With increasing rates of anxiety and mood disorders across the world, there is an unprecedented need for preclinical animal models to generate translational results for humans experiencing disruptive emotional symptoms. Considering that life events resulting in a perception of loss are correlated with depressive symptoms, the enrichment-loss rodent model offers promise as a translational model for stress-initiated psychiatric disorders. Additionally, predisposed temperament characteristics such as coping styles have been found to influence an individual's stress response. Accordingly, male rats were profiled as either consistent or flexible copers and assigned to one of three environments: standard laboratory housing, enriched environment, or enriched environment exposure followed by downsizing to standard laboratory cages (i.e., enrichment-loss group). Throughout the study, several behaviors were assessed to determine stress, social, and reward-processing responses.

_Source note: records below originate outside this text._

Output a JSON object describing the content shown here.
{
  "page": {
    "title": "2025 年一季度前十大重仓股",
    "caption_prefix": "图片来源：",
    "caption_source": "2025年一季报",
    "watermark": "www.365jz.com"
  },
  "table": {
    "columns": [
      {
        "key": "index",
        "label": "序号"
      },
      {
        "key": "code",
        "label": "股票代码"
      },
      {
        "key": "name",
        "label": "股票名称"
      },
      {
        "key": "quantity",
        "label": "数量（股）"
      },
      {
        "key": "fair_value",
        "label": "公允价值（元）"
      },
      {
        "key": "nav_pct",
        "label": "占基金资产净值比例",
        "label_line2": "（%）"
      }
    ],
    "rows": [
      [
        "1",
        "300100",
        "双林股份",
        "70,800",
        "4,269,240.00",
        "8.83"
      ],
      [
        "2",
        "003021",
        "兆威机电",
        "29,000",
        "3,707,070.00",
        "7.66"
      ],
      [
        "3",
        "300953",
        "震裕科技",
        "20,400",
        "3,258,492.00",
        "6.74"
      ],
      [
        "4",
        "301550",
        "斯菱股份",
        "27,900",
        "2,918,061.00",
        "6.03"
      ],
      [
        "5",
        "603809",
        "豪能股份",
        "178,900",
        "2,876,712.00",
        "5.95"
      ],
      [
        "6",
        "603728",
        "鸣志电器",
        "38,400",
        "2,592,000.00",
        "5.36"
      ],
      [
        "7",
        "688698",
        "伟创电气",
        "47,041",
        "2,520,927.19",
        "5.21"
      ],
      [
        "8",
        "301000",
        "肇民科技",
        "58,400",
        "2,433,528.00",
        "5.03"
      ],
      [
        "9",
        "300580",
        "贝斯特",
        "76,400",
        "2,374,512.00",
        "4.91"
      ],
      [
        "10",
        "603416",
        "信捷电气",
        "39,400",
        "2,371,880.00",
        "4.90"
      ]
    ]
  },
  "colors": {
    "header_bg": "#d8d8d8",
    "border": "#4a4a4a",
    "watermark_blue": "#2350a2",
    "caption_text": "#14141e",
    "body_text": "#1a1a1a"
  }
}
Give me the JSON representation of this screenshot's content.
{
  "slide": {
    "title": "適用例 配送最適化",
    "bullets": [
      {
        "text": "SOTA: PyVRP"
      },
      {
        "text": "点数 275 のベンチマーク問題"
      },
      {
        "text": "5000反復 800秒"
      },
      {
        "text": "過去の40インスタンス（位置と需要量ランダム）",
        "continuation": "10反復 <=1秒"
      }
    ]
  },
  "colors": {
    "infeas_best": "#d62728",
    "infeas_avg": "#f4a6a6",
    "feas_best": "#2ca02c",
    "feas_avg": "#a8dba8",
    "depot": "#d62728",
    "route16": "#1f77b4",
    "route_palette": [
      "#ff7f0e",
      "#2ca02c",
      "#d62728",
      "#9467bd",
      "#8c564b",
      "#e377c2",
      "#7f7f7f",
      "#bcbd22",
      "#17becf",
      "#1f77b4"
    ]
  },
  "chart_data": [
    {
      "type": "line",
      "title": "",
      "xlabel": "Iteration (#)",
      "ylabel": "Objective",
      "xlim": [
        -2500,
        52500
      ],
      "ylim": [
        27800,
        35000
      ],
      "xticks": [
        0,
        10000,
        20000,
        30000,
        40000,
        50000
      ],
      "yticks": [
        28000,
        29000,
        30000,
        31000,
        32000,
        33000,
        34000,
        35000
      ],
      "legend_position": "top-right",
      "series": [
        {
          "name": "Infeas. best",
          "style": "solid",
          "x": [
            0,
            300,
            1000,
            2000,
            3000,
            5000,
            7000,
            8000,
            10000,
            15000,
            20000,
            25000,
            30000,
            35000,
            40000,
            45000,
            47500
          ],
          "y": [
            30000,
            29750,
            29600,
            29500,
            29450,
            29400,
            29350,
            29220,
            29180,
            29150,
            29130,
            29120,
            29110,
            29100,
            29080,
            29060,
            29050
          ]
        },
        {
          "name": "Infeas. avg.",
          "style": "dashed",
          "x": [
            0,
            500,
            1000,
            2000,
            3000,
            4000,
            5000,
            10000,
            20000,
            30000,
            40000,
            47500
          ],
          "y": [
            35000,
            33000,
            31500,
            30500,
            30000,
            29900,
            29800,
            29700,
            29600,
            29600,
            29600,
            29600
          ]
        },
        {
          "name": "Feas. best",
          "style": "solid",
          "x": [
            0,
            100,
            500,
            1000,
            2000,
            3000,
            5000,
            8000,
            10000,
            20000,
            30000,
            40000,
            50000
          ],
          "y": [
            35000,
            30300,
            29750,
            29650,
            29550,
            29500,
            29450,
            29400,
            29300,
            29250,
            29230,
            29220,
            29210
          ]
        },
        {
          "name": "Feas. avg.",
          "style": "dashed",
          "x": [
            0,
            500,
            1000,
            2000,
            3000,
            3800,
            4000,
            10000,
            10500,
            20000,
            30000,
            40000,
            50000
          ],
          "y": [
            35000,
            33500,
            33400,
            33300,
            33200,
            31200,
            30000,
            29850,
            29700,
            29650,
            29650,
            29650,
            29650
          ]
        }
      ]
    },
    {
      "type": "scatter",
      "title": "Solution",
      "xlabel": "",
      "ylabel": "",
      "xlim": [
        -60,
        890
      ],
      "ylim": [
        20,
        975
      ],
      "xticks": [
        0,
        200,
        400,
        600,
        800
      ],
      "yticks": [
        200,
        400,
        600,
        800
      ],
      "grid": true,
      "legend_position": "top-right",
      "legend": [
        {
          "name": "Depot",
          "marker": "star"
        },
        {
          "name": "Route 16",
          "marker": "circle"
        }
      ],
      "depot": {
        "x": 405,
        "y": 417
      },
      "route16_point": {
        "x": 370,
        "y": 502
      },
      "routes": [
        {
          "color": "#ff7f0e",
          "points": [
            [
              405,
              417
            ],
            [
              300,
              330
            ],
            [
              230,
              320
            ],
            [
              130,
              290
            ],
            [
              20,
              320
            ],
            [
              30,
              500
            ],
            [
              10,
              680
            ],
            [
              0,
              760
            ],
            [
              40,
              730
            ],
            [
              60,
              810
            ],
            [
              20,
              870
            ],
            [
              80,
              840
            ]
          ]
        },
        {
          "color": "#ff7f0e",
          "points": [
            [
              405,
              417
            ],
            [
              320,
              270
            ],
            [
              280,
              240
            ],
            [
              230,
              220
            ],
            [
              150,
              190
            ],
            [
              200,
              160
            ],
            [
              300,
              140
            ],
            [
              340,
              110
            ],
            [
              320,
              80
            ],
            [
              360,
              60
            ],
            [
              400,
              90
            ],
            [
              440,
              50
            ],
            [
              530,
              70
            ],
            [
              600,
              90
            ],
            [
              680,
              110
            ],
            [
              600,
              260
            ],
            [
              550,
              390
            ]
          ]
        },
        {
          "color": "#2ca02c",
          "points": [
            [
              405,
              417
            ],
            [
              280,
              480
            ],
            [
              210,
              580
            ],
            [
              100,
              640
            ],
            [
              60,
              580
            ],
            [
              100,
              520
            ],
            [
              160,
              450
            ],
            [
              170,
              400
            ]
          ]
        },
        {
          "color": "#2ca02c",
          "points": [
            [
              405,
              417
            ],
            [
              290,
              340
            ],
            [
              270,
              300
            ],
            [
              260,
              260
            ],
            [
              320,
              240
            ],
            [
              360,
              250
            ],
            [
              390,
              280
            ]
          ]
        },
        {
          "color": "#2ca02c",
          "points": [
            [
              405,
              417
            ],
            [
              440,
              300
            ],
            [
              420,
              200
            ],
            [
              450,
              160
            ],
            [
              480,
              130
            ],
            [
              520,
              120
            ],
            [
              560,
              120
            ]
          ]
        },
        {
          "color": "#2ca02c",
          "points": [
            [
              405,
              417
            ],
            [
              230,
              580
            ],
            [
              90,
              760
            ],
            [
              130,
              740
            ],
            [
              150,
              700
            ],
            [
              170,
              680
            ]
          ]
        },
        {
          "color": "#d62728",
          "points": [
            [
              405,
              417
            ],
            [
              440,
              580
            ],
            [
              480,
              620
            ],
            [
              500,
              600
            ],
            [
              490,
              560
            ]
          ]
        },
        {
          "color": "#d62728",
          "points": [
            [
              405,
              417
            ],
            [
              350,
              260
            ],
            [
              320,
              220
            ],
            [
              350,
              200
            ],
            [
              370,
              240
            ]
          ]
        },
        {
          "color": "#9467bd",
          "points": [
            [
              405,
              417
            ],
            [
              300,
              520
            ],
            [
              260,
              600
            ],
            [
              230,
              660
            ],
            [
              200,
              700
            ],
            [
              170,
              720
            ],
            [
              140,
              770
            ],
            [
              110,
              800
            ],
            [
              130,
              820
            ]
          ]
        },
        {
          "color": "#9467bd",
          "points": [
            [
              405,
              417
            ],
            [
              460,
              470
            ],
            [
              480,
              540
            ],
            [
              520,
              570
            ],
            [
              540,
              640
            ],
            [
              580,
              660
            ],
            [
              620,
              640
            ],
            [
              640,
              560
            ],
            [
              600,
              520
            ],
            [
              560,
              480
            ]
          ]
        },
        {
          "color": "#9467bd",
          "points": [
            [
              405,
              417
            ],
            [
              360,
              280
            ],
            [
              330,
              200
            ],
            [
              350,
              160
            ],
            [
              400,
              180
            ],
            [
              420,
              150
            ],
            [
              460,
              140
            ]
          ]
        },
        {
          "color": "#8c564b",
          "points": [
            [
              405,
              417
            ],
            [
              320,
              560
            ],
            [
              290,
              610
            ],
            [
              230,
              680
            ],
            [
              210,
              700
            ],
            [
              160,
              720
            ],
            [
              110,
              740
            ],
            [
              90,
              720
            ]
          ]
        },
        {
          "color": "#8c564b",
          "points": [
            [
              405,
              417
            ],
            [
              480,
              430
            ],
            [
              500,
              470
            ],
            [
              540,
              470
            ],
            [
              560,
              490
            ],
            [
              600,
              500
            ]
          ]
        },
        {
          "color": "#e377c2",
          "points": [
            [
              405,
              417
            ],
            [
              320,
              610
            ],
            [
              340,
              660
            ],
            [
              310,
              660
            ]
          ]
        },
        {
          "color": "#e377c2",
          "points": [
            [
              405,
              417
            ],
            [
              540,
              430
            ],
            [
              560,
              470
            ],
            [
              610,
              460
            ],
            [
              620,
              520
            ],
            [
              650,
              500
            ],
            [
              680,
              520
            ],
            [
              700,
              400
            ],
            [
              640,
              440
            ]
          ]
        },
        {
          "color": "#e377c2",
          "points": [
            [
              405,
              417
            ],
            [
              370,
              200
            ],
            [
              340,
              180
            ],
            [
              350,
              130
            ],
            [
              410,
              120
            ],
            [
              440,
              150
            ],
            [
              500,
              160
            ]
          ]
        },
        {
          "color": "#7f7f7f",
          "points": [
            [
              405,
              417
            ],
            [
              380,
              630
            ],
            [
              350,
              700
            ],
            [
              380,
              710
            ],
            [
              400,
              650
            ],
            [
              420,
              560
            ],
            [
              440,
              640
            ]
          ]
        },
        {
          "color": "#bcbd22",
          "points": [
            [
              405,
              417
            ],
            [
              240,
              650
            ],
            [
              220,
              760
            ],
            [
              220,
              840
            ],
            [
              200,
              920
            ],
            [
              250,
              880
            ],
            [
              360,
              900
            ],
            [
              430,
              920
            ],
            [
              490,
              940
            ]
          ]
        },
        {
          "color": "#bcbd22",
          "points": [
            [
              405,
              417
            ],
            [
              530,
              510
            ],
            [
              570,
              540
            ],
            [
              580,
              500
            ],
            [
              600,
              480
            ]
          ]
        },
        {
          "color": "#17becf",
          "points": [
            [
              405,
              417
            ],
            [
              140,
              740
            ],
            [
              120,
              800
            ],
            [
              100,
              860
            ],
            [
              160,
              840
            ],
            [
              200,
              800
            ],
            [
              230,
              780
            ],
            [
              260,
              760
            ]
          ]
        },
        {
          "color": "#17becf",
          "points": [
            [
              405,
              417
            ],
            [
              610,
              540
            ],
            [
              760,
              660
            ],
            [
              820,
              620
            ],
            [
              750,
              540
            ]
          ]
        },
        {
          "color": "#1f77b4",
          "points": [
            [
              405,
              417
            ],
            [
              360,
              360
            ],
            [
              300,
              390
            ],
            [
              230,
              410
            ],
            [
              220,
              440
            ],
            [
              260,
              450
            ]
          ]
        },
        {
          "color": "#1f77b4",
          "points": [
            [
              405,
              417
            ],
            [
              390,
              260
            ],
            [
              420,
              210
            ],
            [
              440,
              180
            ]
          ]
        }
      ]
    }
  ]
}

To assess recovery of the stress response, fecal samples were collected following the swim stress in 3-h increments to determine the recovery trajectory of corticosterone (CORT) and dehydroepiandrosterone (DHEA) metabolite levels. Upon death, neural markers of neuroplasticity including doublecortin, glial fibrillary acidic factor, and brain-derived neurotrophic factor were assessed via immunohistochemistry. Results indicated the flexible coping animals in the continuous enriched group had higher DHEA/CORT ratios (consistent with adaptive responses in past research); furthermore, the enrichment-loss animals exhibited a blunted CORT response throughout the assessments and enriched flexible copers had faster CORT recovery rates than consistent copers. Standard housed animals exhibited less exploratory behavior in the open field task and continuous enriched, flexible rats consumed more food rewards than the other groups. No differences in neuroplasticity neural markers were observed. In sum, the results of the present study support past research indicating the disruptive consequences of enrichment-loss, providing evidence that the model represents a valuable approach for the investigation of neurobiological mechanisms contributing to interindividual variability in responses to changing experiential landscapes.